Le récit de ce « bourreau affable » montre un homme obsédé par le mal, le sens de l'existence, les questions existentielles de tout humain…dans un parcours de vie très mouvementé…

Le souvenir d'une très forte émotion de lecture… mais que je suis bien incapable de narrer en détails…Une immense envie de relecture…

Une analogie très juste a été faite quant à l'univers de Ramon Sender, Un « Goya fait écrivain »… Il est question de la grande Comédie humaine, des interrogations philosophiques éternelles…, du Mal , de la mort omniprésente…
Ce « bourreau affable » à l'image de la condition humaine, du plus terrible à l' « acceptable », ou du moins à une part bienveillante de cette terre. « Ciel et enfer », mélangés, alternant…le désespoir, et à nouveau le besoin de croire, d'espérer.

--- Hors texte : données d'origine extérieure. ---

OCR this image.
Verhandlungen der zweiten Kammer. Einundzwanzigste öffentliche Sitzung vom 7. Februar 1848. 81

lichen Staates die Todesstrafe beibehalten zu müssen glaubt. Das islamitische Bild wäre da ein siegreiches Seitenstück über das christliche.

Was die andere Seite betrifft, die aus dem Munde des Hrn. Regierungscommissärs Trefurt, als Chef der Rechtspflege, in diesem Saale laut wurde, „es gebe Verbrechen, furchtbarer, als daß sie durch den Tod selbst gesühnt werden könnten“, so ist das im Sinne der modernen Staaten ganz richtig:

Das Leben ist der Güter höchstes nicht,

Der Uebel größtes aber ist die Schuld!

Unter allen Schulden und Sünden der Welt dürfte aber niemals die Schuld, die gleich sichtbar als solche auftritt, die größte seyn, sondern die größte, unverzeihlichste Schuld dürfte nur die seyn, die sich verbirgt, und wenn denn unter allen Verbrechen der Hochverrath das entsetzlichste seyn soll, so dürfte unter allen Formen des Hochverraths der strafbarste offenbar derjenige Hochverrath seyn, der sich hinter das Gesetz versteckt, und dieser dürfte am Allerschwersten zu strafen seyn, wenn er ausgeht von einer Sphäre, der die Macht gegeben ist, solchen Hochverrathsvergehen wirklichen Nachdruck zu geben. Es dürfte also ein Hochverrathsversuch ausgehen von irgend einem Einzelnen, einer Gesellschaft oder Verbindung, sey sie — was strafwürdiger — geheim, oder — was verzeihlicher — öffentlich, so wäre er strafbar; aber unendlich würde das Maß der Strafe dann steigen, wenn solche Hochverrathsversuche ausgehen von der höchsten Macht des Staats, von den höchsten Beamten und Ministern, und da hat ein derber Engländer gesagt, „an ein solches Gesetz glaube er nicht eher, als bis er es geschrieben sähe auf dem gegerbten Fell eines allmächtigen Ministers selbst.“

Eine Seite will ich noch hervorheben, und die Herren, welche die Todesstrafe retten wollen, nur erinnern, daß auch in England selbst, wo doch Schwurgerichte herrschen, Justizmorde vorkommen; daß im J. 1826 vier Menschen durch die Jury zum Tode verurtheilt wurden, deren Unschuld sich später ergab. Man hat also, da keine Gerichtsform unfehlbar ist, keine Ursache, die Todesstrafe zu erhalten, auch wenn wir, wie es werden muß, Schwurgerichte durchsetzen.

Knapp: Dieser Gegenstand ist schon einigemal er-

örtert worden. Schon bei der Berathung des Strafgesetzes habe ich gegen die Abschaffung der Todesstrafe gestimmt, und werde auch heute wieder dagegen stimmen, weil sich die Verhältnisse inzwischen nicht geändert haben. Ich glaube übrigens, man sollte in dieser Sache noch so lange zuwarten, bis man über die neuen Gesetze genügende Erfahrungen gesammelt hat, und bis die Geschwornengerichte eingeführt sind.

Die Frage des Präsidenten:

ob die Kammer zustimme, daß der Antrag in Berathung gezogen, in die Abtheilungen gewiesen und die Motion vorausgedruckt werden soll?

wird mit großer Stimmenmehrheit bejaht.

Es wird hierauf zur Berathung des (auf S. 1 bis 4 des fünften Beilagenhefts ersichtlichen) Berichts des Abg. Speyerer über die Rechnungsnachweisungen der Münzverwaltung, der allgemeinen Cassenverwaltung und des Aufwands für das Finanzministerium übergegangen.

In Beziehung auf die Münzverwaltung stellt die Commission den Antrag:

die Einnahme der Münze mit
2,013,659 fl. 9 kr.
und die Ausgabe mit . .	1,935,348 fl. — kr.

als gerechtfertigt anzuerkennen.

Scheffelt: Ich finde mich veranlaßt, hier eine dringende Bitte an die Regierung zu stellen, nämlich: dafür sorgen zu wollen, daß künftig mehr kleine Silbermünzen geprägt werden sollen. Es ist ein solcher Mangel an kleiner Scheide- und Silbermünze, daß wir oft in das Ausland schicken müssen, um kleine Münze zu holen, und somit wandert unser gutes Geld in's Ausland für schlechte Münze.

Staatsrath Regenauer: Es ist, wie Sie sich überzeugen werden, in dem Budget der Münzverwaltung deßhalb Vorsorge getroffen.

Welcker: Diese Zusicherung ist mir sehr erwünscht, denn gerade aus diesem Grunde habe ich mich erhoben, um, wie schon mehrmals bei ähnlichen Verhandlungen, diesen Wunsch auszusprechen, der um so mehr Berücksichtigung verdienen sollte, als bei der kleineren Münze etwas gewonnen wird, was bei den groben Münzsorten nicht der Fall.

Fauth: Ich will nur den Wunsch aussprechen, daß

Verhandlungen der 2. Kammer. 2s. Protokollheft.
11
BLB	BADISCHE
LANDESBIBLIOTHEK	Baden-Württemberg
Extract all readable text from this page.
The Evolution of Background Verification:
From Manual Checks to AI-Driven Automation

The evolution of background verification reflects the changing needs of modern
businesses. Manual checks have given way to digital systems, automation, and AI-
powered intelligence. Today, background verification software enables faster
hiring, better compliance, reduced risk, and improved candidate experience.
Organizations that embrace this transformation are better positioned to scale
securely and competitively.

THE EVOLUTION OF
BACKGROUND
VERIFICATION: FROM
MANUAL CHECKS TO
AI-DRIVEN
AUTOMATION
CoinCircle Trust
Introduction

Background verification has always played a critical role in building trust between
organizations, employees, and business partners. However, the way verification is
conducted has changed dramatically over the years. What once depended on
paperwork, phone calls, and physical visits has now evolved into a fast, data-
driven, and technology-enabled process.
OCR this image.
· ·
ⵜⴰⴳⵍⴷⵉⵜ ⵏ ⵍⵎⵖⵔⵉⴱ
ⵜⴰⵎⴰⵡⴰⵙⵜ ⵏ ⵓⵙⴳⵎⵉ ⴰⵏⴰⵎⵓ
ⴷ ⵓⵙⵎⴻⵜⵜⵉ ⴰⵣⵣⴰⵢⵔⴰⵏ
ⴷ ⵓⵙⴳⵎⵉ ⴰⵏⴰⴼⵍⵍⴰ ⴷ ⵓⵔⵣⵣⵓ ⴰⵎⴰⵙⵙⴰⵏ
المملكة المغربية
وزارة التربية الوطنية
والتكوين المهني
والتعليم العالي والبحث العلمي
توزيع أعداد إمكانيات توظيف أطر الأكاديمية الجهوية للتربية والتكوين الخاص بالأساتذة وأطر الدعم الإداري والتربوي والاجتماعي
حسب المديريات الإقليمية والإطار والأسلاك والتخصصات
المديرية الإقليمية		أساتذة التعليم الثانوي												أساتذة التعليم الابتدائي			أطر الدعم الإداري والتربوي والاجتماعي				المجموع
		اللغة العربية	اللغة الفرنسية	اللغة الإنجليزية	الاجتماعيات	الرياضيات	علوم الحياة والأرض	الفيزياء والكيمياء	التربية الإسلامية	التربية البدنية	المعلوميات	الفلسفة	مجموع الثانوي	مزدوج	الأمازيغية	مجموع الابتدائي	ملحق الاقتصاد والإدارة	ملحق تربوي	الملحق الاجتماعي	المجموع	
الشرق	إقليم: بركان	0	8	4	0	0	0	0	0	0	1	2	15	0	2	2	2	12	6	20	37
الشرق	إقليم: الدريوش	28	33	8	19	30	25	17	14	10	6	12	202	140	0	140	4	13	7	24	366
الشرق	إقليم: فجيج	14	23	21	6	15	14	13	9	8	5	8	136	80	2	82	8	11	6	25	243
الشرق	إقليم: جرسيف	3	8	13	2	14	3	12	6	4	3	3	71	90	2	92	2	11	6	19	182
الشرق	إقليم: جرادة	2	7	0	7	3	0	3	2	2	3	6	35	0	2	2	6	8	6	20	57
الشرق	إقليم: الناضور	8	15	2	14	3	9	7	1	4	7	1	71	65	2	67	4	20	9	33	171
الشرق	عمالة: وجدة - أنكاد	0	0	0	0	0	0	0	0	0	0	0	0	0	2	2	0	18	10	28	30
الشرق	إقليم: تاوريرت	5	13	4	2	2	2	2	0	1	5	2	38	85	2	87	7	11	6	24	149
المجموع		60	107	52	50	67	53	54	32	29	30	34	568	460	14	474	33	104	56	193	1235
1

« Ramiro se sentait soulagé de n'avoir rencontré aucun de ses amis anarchistes. Il n'aurait su que leur dire. Il pensait au Cojo : « Il avait raison lorsqu'il disait que je finirai moine ou –quelque chose comme ça- le bourreau est le prêtre d'une religion ésotérique à laquelle n'accèdent que peu d'élus ». il avait l' impression , à ce moment-là, d'être comme quelqu'un qui renonce au monde ; (p.373) » (éditions Robert Laffont, coll. Pavillons, 1970)

Il n'est pas inutile de rappeler la situation du moment de Ramon Sender. A 68 ans, l'écrivain est exilé d'Espagne, et exilé de la « Littérature ». La guerre civile le chasse de son pays, et ses écrits ne sont pas vraiment reconnus …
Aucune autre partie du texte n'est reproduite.